- Quand tu t’imposes le silence, tu trouves des pensées; quand tu te fais une loi de parler, tu ne trouves rien à dire.
- L’allégation du mariage n’est pas excuse légitime contre l’amour.
- La comédie a un grand avantage sur la tragédie : c’est de peindre les caractères; la tragédie ne peint que les passions.
- Au séminaire, il est une façon de manger un oeuf à la coque qui annonce les progrès faits dans la vie dévote.
- C’est le travail unique de toute ma vie. Tout le reste n’a été que gagne-pain, gagne-pain joint à un peu de vanité de le gagner aussi bien qu’un autre.

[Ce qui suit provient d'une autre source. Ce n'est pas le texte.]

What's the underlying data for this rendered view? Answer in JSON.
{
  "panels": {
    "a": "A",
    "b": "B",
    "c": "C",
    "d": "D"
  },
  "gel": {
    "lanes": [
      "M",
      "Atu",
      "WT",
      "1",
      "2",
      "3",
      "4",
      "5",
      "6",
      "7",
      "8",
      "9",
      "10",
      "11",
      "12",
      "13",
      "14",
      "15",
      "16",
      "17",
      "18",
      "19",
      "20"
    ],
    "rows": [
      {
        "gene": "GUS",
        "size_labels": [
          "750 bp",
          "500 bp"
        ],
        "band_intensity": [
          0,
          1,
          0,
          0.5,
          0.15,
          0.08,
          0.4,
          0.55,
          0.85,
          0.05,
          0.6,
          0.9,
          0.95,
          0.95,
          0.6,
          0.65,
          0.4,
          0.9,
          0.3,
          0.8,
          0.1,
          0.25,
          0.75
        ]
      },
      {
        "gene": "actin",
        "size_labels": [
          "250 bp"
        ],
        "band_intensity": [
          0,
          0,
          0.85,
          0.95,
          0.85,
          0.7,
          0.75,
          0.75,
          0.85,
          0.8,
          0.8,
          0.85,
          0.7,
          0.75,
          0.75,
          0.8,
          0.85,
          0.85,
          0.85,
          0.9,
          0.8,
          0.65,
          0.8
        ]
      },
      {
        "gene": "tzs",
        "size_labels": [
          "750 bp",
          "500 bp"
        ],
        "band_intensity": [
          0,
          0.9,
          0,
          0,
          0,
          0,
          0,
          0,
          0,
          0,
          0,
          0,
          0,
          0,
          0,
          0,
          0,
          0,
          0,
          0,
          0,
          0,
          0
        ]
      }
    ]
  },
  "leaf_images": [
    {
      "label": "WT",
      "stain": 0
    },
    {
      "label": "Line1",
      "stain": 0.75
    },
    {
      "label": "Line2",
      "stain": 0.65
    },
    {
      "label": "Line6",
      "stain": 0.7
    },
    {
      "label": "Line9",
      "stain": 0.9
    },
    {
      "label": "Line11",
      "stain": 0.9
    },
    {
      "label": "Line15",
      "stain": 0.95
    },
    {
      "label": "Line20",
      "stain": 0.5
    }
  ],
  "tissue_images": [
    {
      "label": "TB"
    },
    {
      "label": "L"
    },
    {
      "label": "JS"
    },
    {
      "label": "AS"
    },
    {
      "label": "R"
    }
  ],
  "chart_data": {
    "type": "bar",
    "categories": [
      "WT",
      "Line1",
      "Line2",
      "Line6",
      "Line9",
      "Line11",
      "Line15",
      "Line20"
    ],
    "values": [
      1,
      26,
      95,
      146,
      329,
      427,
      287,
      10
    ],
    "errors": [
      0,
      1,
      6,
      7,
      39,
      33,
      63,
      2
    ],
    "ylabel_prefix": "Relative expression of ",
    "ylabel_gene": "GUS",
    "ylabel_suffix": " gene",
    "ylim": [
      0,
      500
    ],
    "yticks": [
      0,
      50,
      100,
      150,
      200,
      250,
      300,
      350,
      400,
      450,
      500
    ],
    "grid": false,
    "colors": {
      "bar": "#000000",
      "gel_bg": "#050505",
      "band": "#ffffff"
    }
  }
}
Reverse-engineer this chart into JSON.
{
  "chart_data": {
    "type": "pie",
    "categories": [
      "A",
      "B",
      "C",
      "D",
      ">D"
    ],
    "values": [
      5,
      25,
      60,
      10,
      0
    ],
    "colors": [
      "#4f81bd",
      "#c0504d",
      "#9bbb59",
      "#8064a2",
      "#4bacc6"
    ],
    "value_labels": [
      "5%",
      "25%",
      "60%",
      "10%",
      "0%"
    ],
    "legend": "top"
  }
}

- Si j’eusse parlé vers 1795 de mon projet d’écrire, quelque homme sensé m’eût dit : - «Ecrivez tous les jours pendant deux heures, génie ou non. » - Ce mot m’eût fait employer dix ans de ma vie dépensés niaisement à attendre le génie.
- Les gens heureux en amour ont l’air profondément attentifs.
- Le plus grand bonheur que puisse donner l’amour, c’est le premier serrement de main d’une femme qu’on aime.
- Ne dit-on pas que le mariage est le tombeau de l’amour, qu’il peut y avoir des mariages agréables, mais qu’il n’en est aucun de délicieux ?
- La plupart des hommes du monde, par vanité, par méfiance, par crainte du malheur ne se livrent à aimer une femme qu’après l’intimité.
- On vit que pour être heureux après des siècles de sensations affadissantes, il fallait aimer la patrie d’un amour réel et chercher les actions héroïques.